Melihat serentetan peristiwa tersebut, apakah sikap MUI itu bijak ? Dan sejauh mama peran negara dalam menjalankan amanat UUD, dan dimana letak kesalahan organisasi Gerakan Fajar Nusantara (Gafatar)?

Sebagai negara hukum seharusnya Pemerintah dapat menyelesaikan persoalan kemanusiaan ini dengan jeli dan cermat, tanpa merugikan salah satu pihak, dan seharusnya Majlis Ulama Indonesia (MUI) dalam hal ini harus lebih bijak dalam menetapkan persoalan hukum, MUI dalam hal ini harus bisa menjadi pemangku hukum yang baik dan bijak, bukan malah sebaliknya, jika kita merenungkan makna agama secara filosofis.

Justifikasi sesat dan menyesatkan yang di limpahkan kepada ormas Gafatar ini sejatinya harus di kaji ulang secara mendalam, MUI dalam hal ini tidak memiliki hak untuk mengklaim sesat dan menyesatkan kepada agama lain maupun ormas lain, bagaimana pun ukuran kebenaran di muka bumi ini sangatlah bersifat relatif.

Selama ormas Gefatar tidak melakukan kekerasan dan tidak merugikan masyarakat seharusnya Majlis Ulama Indonesia, janganlah terburu-buru mengambil satu kesimpulan, karena bagaimana pun kehadiran Gafatar di Indonesia tidaklah bertentangan dengan hukum negara, begitu pun negara dalam hal ini harus menjadi wadah sekaligus fasilitator bagi masyarakat yang saat ini terlantar karena hukum rimba yang di lakukan oleh masyarakat yang tidak sepakat dengan ormas Gafatar di Indonesia.

Negara harus tegas dalam mewujudkan amanat Undang-undang, karena bagaimana pun pijakan hukum di negeri ini bukanlah huku Agama, terutama Alquran dan Hadits melainkam Pancasila dan UUD 1945. Jangan sampai kehadiran kaum mayoritas Umat Islam di Indonesia menindas kaum minoritas, karena bagaimana pun dan dalam ajaran agama manapun tidak ada ajaran agama  yang membenarkan umatnya bersikap sewenang-wenang, menindas, menyakiti, bahkan juga merugikan umat yang lain.

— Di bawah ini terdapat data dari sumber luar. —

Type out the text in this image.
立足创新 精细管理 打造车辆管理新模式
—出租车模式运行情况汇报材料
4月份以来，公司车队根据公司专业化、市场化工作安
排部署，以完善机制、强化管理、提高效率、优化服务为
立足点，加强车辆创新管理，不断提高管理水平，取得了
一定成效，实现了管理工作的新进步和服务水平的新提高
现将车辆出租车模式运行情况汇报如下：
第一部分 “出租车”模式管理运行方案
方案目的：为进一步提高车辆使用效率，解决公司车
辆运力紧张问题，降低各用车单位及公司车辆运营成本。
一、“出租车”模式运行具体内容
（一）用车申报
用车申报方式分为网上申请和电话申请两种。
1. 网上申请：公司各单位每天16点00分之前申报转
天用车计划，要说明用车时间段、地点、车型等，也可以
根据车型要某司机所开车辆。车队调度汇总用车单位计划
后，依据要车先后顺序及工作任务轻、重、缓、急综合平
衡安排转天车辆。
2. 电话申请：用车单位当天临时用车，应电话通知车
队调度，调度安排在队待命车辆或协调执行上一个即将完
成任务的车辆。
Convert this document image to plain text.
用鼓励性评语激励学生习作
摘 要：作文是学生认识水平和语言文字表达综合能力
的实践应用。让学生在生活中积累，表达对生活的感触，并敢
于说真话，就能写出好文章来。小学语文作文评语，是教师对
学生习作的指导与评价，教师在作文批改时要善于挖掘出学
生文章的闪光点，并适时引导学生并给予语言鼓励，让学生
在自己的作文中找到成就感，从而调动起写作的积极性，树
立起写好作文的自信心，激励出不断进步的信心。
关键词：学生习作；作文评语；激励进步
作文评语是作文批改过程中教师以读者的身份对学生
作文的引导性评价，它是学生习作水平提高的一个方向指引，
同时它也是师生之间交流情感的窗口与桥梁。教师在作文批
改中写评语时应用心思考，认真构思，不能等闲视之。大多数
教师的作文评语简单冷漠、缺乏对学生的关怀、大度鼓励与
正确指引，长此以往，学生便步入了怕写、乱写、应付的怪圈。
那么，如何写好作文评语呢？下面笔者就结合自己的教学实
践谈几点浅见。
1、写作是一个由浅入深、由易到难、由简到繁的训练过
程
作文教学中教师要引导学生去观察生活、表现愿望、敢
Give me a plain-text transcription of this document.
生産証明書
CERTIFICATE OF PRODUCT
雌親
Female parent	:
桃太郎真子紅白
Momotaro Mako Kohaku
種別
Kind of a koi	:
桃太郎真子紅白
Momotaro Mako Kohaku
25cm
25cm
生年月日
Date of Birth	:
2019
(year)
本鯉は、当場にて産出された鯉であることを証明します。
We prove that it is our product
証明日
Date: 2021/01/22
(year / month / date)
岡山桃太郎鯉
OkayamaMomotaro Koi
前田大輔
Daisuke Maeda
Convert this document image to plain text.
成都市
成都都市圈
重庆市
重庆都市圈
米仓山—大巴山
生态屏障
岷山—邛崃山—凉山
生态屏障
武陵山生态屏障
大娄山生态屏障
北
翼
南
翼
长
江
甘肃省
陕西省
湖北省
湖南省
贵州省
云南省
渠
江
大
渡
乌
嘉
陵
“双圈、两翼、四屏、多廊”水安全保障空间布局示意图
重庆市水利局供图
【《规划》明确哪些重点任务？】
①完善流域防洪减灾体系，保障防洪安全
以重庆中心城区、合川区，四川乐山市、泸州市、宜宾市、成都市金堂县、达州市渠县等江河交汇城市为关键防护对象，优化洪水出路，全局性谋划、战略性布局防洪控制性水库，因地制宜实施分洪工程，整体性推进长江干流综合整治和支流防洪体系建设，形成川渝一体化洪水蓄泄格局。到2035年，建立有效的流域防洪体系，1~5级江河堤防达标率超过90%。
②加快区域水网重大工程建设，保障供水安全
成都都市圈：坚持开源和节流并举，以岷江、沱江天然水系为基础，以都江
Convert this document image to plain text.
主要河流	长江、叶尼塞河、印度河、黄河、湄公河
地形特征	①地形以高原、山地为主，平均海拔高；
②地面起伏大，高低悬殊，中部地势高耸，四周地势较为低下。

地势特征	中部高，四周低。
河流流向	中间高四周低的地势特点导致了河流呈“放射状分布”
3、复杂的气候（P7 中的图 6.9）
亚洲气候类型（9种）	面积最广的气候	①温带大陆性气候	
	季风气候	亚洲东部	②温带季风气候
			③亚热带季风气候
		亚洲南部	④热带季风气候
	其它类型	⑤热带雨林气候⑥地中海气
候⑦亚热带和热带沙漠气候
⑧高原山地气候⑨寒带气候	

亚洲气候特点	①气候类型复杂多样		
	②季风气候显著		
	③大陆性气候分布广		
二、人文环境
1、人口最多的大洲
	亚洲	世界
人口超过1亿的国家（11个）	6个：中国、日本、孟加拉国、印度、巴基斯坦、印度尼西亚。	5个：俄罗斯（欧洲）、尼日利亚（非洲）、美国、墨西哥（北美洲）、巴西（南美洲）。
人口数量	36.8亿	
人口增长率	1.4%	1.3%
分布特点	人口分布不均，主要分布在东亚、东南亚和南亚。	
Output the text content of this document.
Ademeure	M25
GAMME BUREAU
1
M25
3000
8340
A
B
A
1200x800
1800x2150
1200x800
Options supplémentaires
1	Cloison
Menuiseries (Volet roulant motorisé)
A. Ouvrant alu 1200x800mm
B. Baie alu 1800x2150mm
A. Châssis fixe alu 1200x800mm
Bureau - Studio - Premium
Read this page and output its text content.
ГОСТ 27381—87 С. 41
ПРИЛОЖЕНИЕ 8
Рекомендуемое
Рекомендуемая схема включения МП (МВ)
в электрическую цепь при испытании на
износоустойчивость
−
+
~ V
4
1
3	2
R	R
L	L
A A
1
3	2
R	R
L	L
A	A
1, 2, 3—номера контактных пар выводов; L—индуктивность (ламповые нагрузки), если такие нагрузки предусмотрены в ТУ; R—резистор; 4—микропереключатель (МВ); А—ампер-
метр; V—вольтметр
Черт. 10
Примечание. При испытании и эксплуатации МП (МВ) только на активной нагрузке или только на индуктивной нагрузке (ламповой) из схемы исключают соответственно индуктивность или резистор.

Kiranya pemerintah kita di Indonesia bisa lebih tegas dan jeli lagi melihat fenomena ini, selain itu Majelis Ulama Indonesia sebagai lembaga keagamaan di Indonesia harus bisa lebih bijak sebagai pemangku Hukum Agama di Indonesia, selain itu bangsa Indonesia harus memiliki cara berpikir yang lebih Inkusif (Terbuka) Plural dan Toleran, semoga bangsa kita bisa belajar, dari kejadian ini dan taat hukum. (*)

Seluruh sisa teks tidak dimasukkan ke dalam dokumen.